Any social research project has to deal with concerns about measurement bias. Measurement bias occurs when we construct our data collection methods in a way that influences our respondents’ answers. When that happens, the results that we get may be less a reflection of how our subjects actually are and more a reflection of our own biases that we brought to the table and may have incorporated into the study. Now, there’s no silver bullet for solving measurement problems; it requires some judgment. Still, it’s good to know what it is and how to deal with it, and that’s the topic of this video.
In a research project, people will give different answers to your questions. That’s a good thing. People are genuinely different, and part of the reason that we’re asking these questions is to find out how they’re different. At the same time, the answers you receive are not just a product of people’s genuine differences.
Perhaps a good place to start when discussing measurement problems is to differentiate two sources of variation: two reasons that people give the scores they give and why people give different scores. Those two sources of variation are true variation and measurement error. True variation means that a measure is capturing people as they really are, and they’re giving different scores because they’re actually different. Measurement error occurs because there’s a problem in the question; it’s not completely capturing the characteristics or the information that you’re trying to get from your subjects.

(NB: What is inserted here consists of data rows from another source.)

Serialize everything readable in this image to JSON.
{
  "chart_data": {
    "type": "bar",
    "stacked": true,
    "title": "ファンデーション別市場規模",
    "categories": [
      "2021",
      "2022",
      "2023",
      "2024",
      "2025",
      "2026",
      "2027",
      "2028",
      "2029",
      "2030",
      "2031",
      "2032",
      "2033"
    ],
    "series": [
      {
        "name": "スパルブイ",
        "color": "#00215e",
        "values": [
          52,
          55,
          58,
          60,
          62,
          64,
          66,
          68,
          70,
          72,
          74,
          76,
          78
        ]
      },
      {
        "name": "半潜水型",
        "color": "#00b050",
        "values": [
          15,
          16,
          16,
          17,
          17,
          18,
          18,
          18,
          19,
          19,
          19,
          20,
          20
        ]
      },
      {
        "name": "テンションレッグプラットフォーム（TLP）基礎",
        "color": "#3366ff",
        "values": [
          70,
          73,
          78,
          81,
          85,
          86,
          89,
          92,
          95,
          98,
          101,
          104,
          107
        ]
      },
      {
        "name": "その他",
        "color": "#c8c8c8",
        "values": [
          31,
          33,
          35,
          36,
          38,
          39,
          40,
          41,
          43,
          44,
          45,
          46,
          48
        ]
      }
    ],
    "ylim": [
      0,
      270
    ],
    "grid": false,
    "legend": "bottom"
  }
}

Not all measurement error is the same either. There are two types: random and systematic. Random error is unpredictable errors that don’t necessarily push a study’s results in one direction or another. So, when you’re conducting a study, there’s all types of reasons or unanticipated reasons that a respondent might not give an accurate answer of themselves. For example, maybe a respondent misread the question, or if there was a multiple-choice question, they meant to fill out B but accidentally filled out C. Maybe your question asks them to perform mental calculations, and they made a mistake. That’s error because your measurement isn’t reflecting your respondents’ true characteristics, but it’s random error; you don’t know where it’s going to pop up.
Systematic error is different. It happens when there’s something in the question or the measurement scheme itself that pushes all respondents to answer erroneously and in the same way. A really common way to describe measurement error is with a bullseye graph. Imagine the center of the bullseye is the true answer for everybody, and the shots are examples of what their scores registered when measured.
Systematic error is much more dangerous because there’s a possibility that I’ll get very precise answers, but the answers are wrong. A confident wrong finding is much worse than an uncertain finding that doesn’t tell us much.
Measurement error is an inescapable problem. It plagues all studies. You can’t get rid of it. At best, you can be cognizant of its existence and try to keep your eye open for problems in your research measurement design that will cause these types of errors to become egregious. You have to use your judgment, but there are some basic tips you might want to follow:
Make your questions and potential answers as clear as possible. Don’t make it hard to understand the question, give a direct answer, or code it. Those pitfalls can create error.
When you design a survey, pre-test it. That means bring it to some people, give them the test, and then go over the answers with them. Ensure the answers you received are what they meant. Talk to them about whether or not the wording of your question made them feel like they should answer a particular way. Don’t ignore the problem. Bad data creates a bad analysis, and if you have a lot of error in your survey, your analysis could be all for naught.